Wednesday, January 6, 2010

Students need to play whole games



David Perkins ( Harvard Graduate School of Education) is aways worth reading and I have written earlier about his books. His ideas contribute to seeing education in a fresh way - and supports those creative teachers who have always believed in an holistic approach to learning.

It is unfortunate that most teachers, even primary teachers who think they are child centred, still work from traditional teacher determined approach; literacy and numeracy reign supreme. Implementing National Standards will further reinforce outdated approaches. To make it worse over the past decades schools have become obsessed with endless testing that changes little the learning experiences of the students.

Back to Perkins. Perkins writes about developing learning around the ideas of playing whole games based on the metaphor of playing baseball.Not that he was any good himself at baseball but when young he learnt to play the 'junior' game and during this playing was happy enough to get extra help at thing he wasn't so good at.

His message is for teachers to play 'whole games' with the students, so that they see the point of their learning and then to provide special help to those who need it to play as well as they can.

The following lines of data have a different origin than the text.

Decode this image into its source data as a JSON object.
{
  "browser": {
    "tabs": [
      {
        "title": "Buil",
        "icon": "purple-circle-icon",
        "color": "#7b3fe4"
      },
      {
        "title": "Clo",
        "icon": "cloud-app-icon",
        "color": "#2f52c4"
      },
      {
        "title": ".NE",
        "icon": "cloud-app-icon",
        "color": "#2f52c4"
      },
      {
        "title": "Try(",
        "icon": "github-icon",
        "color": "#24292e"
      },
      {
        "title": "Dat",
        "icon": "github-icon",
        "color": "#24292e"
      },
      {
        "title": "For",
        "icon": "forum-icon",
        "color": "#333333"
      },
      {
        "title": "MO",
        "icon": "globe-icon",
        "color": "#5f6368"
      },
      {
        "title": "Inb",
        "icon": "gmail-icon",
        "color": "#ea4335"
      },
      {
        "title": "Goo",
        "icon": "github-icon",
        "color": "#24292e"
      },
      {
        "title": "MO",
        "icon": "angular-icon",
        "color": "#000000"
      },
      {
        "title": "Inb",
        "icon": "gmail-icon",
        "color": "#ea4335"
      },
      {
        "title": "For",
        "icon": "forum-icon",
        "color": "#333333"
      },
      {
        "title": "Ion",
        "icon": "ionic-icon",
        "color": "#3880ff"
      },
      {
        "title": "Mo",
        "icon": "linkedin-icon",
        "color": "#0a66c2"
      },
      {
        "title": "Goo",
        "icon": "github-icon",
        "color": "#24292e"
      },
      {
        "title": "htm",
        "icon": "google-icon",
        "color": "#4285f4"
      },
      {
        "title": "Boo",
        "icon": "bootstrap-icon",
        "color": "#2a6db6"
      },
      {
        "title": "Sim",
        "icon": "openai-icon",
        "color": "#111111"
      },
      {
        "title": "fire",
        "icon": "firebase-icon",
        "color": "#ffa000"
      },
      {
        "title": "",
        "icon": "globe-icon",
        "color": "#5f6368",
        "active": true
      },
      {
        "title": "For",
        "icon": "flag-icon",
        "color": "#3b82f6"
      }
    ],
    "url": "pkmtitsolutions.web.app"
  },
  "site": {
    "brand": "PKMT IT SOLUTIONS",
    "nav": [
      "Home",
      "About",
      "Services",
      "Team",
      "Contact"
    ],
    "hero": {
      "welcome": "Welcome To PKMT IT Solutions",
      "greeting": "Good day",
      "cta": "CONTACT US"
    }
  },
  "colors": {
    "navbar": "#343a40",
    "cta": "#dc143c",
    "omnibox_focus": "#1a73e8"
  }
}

Most students lose interest in maths ( and other a read of learning) because they can make no connection with their own lives. It is as if they spend all their times practicing isolated skills without ever playing the game.

For most students the only time the play the 'whole game' in school is in athletics, art, music and drama where skills are introduce as required.

Introducing 'real learning', requiring appropriate skills in any area of learning, is the challenge for a 21stC teacher. The traditional approach where teachers teach 'bits and pieces' of learning, where students are expected to put them together later, might be sensible for the teachers but is confusing for too many students. As students move through the school system the 'bits and pieces' are taught as separate subjects and more students 'fall through the cracks' as a result.

Such teaching, Perkins states, is a failure of imagination and he calls the approach 'elementitis' or 'aboutitis'; learning 'elements' of things and learning 'about' things. Breaking down the topic or skill into elements and then to teach them separately. Learning for students becomes a game of solving puzzles without any big picture to guide them as a result students are unable to use the skills taught in real situations.

As for 'aboutitis' this where we teach information, say about science concepts, rather than teaching students how to look at the world around them with those concepts, which supposedly comes later.Once again information is meaningless with out realistic content and later never happens.

'Elementitis' and 'aboutitis' might make learning superficially easier ( for teachers) but young learners find it dull and don't develop the active understandings they need.

Perkin's sports metaphor offers an answer.

Most people , he says,have an early sports learning experience they enjoyed and can relate to and it aways involves learning the whole game at some level. For difficult areas of learning, or for young children, Perkins suggests teachers develop 'Junior' or 'backyard' games. Such games have the advantage of involving all students.

The sports metaphor can be transferred to learning experiences in the arts, music, drama, maths and the sciences. Many 'rich' experiences will involve using skills from a variety of learning areas. Even going fishing could involve a wide variety of rich learning across a range of learning areas!

Simple ideas but if implemented would develop the critical thinking and creativity of all our students and, in the process, develop their gifts and talents.

Isn't this what schooling ought to be about?

The trouble is our school weren't designed for such integrated and creative teaching and too many of our teachers are 'trapped' with faulty 'default mindsets'.